Union finance minister Nirmala Sitharaman on Friday said the September quarter GDP of 8.2 per cent shows that reforms and fiscal consolidation drove the Indian economy’s robust growth and momentum. “Various high-frequency indicators also point to continued economic momentum and broad-based consumption growth,” she said.
Despite the global headwinds and international trade policy uncertainty, the real GDP growth number beat all economists’ expectations by a wide margin with a six-quarter high. Even the Reserve Bank had projected a second-quarter GDP growth of 7 per cent in its last monetary policy review. In the second quarter data, the GDP boost, however, shrugged off the hefty 50 per cent US tariffs on Indian exports imposed by US President Donald Trump. Besides, the IMF has also projected a full year GDP growth of 6.6 per cent.

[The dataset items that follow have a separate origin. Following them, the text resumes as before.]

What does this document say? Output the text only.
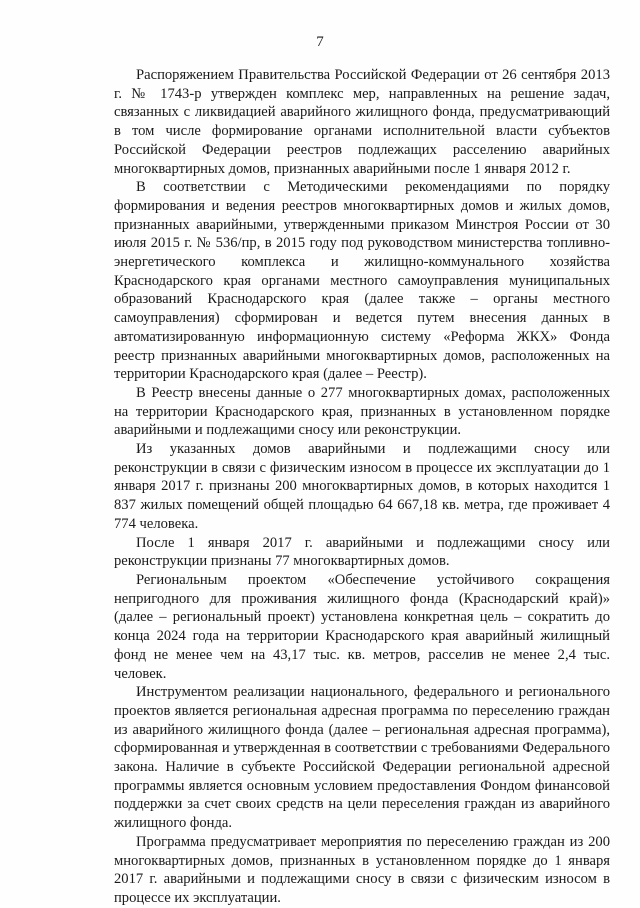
7

Распоряжением Правительства Российской Федерации от 26 сентября 2013 г. № 1743-р утвержден комплекс мер, направленных на решение задач, связанных с ликвидацией аварийного жилищного фонда, предусматривающий в том числе формирование органами исполнительной власти субъектов Российской Федерации реестров подлежащих расселению аварийных многоквартирных домов, признанных аварийными после 1 января 2012 г.

В соответствии с Методическими рекомендациями по порядку формирования и ведения реестров многоквартирных домов и жилых домов, признанных аварийными, утвержденными приказом Минстроя России от 30 июля 2015 г. № 536/пр, в 2015 году под руководством министерства топливно-энергетического комплекса и жилищно-коммунального хозяйства Краснодарского края органами местного самоуправления муниципальных образований Краснодарского края (далее также – органы местного самоуправления) сформирован и ведется путем внесения данных в автоматизированную информационную систему «Реформа ЖКХ» Фонда реестр признанных аварийными многоквартирных домов, расположенных на территории Краснодарского края (далее – Реестр).

В Реестр внесены данные о 277 многоквартирных домах, расположенных на территории Краснодарского края, признанных в установленном порядке аварийными и подлежащими сносу или реконструкции.

Из указанных домов аварийными и подлежащими сносу или реконструкции в связи с физическим износом в процессе их эксплуатации до 1 января 2017 г. признаны 200 многоквартирных домов, в которых находится 1 837 жилых помещений общей площадью 64 667,18 кв. метра, где проживает 4 774 человека.

После 1 января 2017 г. аварийными и подлежащими сносу или реконструкции признаны 77 многоквартирных домов.

Региональным проектом «Обеспечение устойчивого сокращения непригодного для проживания жилищного фонда (Краснодарский край)» (далее – региональный проект) установлена конкретная цель – сократить до конца 2024 года на территории Краснодарского края аварийный жилищный фонд не менее чем на 43,17 тыс. кв. метров, расселив не менее 2,4 тыс. человек.

Инструментом реализации национального, федерального и регионального проектов является региональная адресная программа по переселению граждан из аварийного жилищного фонда (далее – региональная адресная программа), сформированная и утвержденная в соответствии с требованиями Федерального закона. Наличие в субъекте Российской Федерации региональной адресной программы является основным условием предоставления Фондом финансовой поддержки за счет своих средств на цели переселения граждан из аварийного жилищного фонда.

Программа предусматривает мероприятия по переселению граждан из 200 многоквартирных домов, признанных в установленном порядке до 1 января 2017 г. аварийными и подлежащими сносу в связи с физическим износом в процессе их эксплуатации.
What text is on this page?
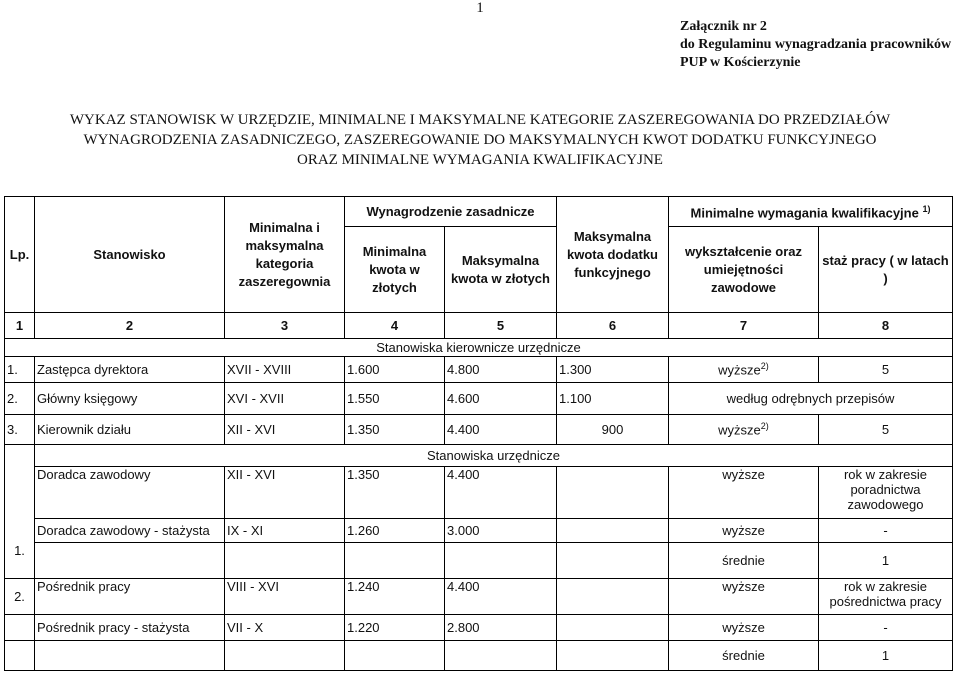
1
Załącznik nr 2
do Regulaminu wynagradzania pracowników
PUP w Kościerzynie
WYKAZ STANOWISK W URZĘDZIE, MINIMALNE I MAKSYMALNE KATEGORIE ZASZEREGOWANIA DO PRZEDZIAŁÓW
WYNAGRODZENIA ZASADNICZEGO, ZASZEREGOWANIE DO MAKSYMALNYCH KWOT DODATKU FUNKCYJNEGO
ORAZ MINIMALNE WYMAGANIA KWALIFIKACYJNE
Lp.	Stanowisko	Minimalna i maksymalna kategoria zaszeregownia	Wynagrodzenie zasadnicze		Maksymalna kwota dodatku funkcyjnego	Minimalne wymagania kwalifikacyjne $^{1)}$
			Minimalna kwota w złotych	Maksymalna kwota w złotych		wykształcenie oraz umiejętności zawodowe	staż pracy ( w latach )
1	2	3	4	5	6	7	8
Stanowiska kierownicze urzędnicze							
1.	Zastępca dyrektora	XVII - XVIII	1.600	4.800	1.300	wyższe$^{2)}$	5
2.	Główny księgowy	XVI - XVII	1.550	4.600	1.100	według odrębnych przepisów	
3.	Kierownik działu	XII - XVI	1.350	4.400	900	wyższe$^{2)}$	5
1.	Stanowiska urzędnicze						
	Doradca zawodowy	XII - XVI	1.350	4.400		wyższe	rok w zakresie poradnictwa zawodowego
	Doradca zawodowy - stażysta	IX - XI	1.260	3.000		wyższe	-
						średnie	1
2.	Pośrednik pracy	VIII - XVI	1.240	4.400		wyższe	rok w zakresie pośrednictwa pracy
	Pośrednik pracy - stażysta	VII - X	1.220	2.800		wyższe	-
						średnie	1
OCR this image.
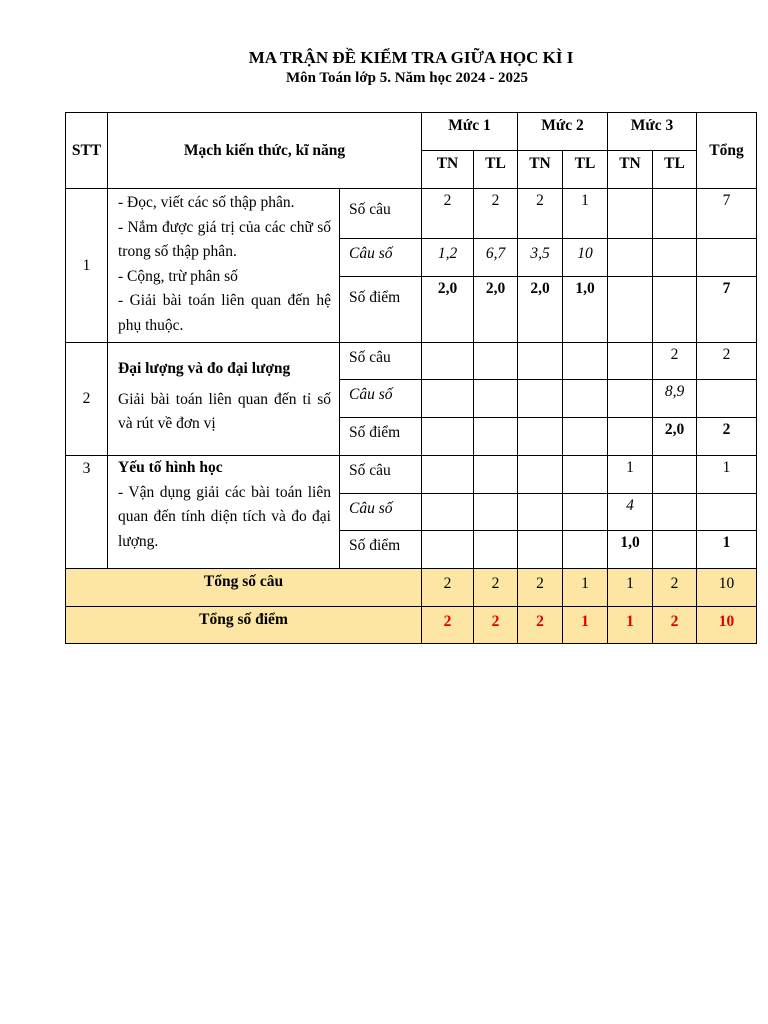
MA TRẬN ĐỀ KIỂM TRA GIỮA HỌC KÌ I
Môn Toán lớp 5. Năm học 2024 - 2025
STT	Mạch kiến thức, kĩ năng		Mức 1		Mức 2		Mức 3		Tổng
			TN	TL	TN	TL	TN	TL	
1	- Đọc, viết các số thập phân.
- Nắm được giá trị của các chữ số trong số thập phân.
- Cộng, trừ phân số
- Giải bài toán liên quan đến hệ phụ thuộc.	Số câu	2	2	2	1			7
		Câu số	1,2	6,7	3,5	10			
		Số điểm	2,0	2,0	2,0	1,0			7
2	Đại lượng và đo đại lượng
Giải bài toán liên quan đến tỉ số và rút về đơn vị	Số câu						2	2
		Câu số						8,9	
		Số điểm						2,0	2
3	Yếu tố hình học
- Vận dụng giải các bài toán liên quan đến tính diện tích và đo đại lượng.	Số câu					1		1
		Câu số					4		
		Số điểm					1,0		1
Tổng số câu			2	2	2	1	1	2	10
Tổng số điểm			2	2	2	1	1	2	10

The expansion of the economy, however, helped India retain its position as the world’s fastest-growing major economy. During the July-September quarter, the Chinese economy grew by only 4.8 per cent. In the last Economic Survey tabled in Parliament in January, it had projected real economic growth of 6.3-6.8 per cent for FY26.
Briefing the media after the release of the Q2 GDP data, the government’s top economist and chief economic adviser (CEA) V. Anantha Nageswaran said the Indian economy is expected to cross $4 trillion in the current fiscal year, given the current rate of growth. “Going by the growth numbers, India’s GDP growth continues to outpace major economies, indicating relative stability and that the Indian economy will cross the $4 trillion mark in the current fiscal,” Nageswaran said.
Analysing the current growth numbers, the CEA also said that the third quarter (October-December) of the current fiscal had begun on a sound footing. “Stable inflation, sustained public capex and reform momentum position the economy will navigate the risks in the next quarters. Besides, agricultural production in 2024-25 also indicates a record output of foodgrains and electricity consumption is something we should watch out for. Besides, the share of exports in GDP is the highest in the last eight quarters, and overall we can see the picture of steady growth in the third quarter, and full year growth will be seven per cent or more than seven per cent,” the CEA said.
With an eight per cent growth rate in the first half, India may exceed the annual growth target of 6.3-6.8 per cent for FY26 as projected in the Economic Survey in January this year. “During the quarter, the manufacturing sector recorded a robust growth of 9.1 per cent, compared to 2.2 per cent in the year-ago period,” the data showed.
Following the GST rate cut announcement by Prime Minister Narendra Modi in his Independence Day address, factories stepped up their output to meet the festival season demand. The GST rate cut came into effect on September 22. “The performance of the services sector, including banking and real estate, also witnessed an impressive growth of 10.2 per cent from 7.2 per cent in the same period a year ago,” the data said, adding that agriculture sector growth, however, decelerated to 3.5 per cent from 4.1 per cent in the year-ago period.